In Liberia, Mobile Phones Used to Improve Data Flow for Better Nutrition Interventions
May 22nd, 2012 | News
May 22nd, 2012 | News
The USAID/Food For Peace (FFP) funded Liberia Agriculture Upgrading Nutrition and Child Health (LAUNCH) project worked in Bong and Nimba counties to improve food security and reduce chronic malnutrition of vulnerable women and children under five years old. To better reach project beneficiaries and to improve quality of nutrition interventions, LAUNCH started an electronic data collection system at food distribution points (FDPs) designed to streamline the beneficiary registration process and collect nutrition and health monitoring information efficiently and cost-effectively.
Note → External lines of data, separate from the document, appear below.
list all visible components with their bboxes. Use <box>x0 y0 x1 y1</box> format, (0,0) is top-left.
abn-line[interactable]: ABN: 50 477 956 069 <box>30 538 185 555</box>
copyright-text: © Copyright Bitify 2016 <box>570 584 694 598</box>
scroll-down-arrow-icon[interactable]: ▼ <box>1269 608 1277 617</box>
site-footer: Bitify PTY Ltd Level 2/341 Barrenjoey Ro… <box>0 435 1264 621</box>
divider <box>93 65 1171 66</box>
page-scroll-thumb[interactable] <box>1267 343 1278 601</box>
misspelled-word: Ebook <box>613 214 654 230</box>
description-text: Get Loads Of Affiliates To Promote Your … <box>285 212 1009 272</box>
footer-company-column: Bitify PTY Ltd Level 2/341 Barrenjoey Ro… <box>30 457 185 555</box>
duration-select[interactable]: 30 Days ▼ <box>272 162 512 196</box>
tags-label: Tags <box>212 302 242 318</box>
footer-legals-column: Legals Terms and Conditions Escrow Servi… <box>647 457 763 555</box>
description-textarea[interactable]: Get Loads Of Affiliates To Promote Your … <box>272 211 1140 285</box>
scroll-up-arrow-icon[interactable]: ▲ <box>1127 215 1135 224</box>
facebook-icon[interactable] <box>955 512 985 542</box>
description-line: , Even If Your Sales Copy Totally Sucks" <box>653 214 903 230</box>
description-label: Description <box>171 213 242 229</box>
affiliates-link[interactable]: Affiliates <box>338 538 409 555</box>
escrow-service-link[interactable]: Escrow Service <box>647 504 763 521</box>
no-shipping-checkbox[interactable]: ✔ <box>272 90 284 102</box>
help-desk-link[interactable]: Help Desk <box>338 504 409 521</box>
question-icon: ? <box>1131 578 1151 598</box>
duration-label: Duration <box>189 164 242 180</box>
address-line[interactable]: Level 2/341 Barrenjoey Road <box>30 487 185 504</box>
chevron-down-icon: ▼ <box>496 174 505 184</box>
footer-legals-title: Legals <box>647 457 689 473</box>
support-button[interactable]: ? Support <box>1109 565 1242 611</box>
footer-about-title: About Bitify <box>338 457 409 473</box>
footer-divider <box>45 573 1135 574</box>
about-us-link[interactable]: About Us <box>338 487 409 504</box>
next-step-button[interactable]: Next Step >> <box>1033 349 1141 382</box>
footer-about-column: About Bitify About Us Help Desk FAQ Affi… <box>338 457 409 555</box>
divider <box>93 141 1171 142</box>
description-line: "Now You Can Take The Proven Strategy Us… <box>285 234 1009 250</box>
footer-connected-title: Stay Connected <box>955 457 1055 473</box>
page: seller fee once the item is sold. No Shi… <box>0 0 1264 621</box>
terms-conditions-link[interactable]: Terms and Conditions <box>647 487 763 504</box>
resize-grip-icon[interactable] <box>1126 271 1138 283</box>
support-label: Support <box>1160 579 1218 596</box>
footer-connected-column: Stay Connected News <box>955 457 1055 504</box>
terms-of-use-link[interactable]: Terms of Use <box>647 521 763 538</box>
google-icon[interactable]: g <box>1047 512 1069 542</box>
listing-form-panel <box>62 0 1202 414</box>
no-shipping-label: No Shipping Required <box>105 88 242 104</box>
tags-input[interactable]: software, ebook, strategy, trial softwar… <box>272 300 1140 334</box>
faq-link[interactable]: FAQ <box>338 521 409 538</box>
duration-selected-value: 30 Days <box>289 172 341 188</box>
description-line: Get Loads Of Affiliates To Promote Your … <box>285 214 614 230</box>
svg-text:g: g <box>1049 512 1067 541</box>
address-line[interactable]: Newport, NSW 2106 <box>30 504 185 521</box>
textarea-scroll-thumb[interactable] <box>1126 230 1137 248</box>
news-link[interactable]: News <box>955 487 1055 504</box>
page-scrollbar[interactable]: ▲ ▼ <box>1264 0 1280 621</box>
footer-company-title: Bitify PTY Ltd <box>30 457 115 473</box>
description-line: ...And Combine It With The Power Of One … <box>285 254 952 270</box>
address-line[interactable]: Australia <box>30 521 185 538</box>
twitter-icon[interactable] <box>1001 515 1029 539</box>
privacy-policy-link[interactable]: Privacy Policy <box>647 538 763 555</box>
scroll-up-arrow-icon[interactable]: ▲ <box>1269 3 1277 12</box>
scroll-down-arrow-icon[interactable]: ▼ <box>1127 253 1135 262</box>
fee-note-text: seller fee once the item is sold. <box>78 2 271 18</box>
Electronic Data Collection System
In March 2012, LAUNCH started using EpiSurveyor mobile, a mobile application designed by DataDyne that facilitates the transfer of data through pre-sent forms on smart phones and enables transmission of data from the phones directly to the internet for immediate view and use. Nine field staff were trained in technical use of the phones, data collection methods, and obtaining informed consent from beneficiaries before interviews. The system was in place by the first of April 2012 and was then supported with on-going field supervision. Assistance was also provided to the central-level commodity and monitoring & evaluation teams on effectively managing the data once it has been uploaded onto the EpiSurveyor website. The first month of implementation showed promising potential in streamlining data collection and monitoring progress to improve performance of the FFP program.
Previously, the process to register LAUNCH beneficiaries for receiving food rations was paper based, with beneficiaries waiting up to several months before receiving their first rations. LAUNCH field staff used mobile phones to enter and upload beneficiary registration information, providing the Monrovia-based commodity team with immediate real-time access to the data that is subsequently merged into the Commodity Database (where all project beneficiaries are registered). The commodity team almost immediately found that their process became more efficient through reduced paperwork, reduced data handling by different people, and improved data quality entered by mobile phone. Furthermore, this was expected to reduce the wait time for beneficiaries to one to two months before receiving food, increasing the opportunity for reaching beneficiaries in the critical first 1,000 days of life. In the first month of implementation, over 1,000 new beneficiaries were registered by mobile phone, and over 400 received food in May, some 4-6 weeks after registration date.
Many LAUNCH beneficiaries live in remote communities that are challenging to regularly access and track progress aside from resource-intensive surveys. To monitor nutrition and health practices, LAUNCH field staff conducted interviews using mobile phones with a sample of beneficiaries (pregnant women; lactating women with infants <6 months; mothers of children <2) at every FDP. FDPs provide an easy and cost-effective setting for collecting timely information from beneficiaries, as they are an existing opportunity of gathered beneficiaries, while the phone technology prevents the time and resource burden of paper forms and data entry. Information collected on the mobile phones included questions on exclusive breastfeeding, minimum acceptable diet based on 24 hour recall, hygiene practices, diarrhea, and Care Group & Farmer Group participation. In the first month (April 2012), 120 interviews were conducted with beneficiaries, comprised of approximately 30% pregnant women, 30% lactating women, and 40% mothers of child beneficiaries. The data is cleaned on an ongoing basis and will be aggregated and analyzed quarterly to help guide and target programmatic health messages and assess progress in improving behaviors on a timely basis, specifically related to infant and young child feeding practices, as LAUNCH continued to expand the delivery of community level health messages.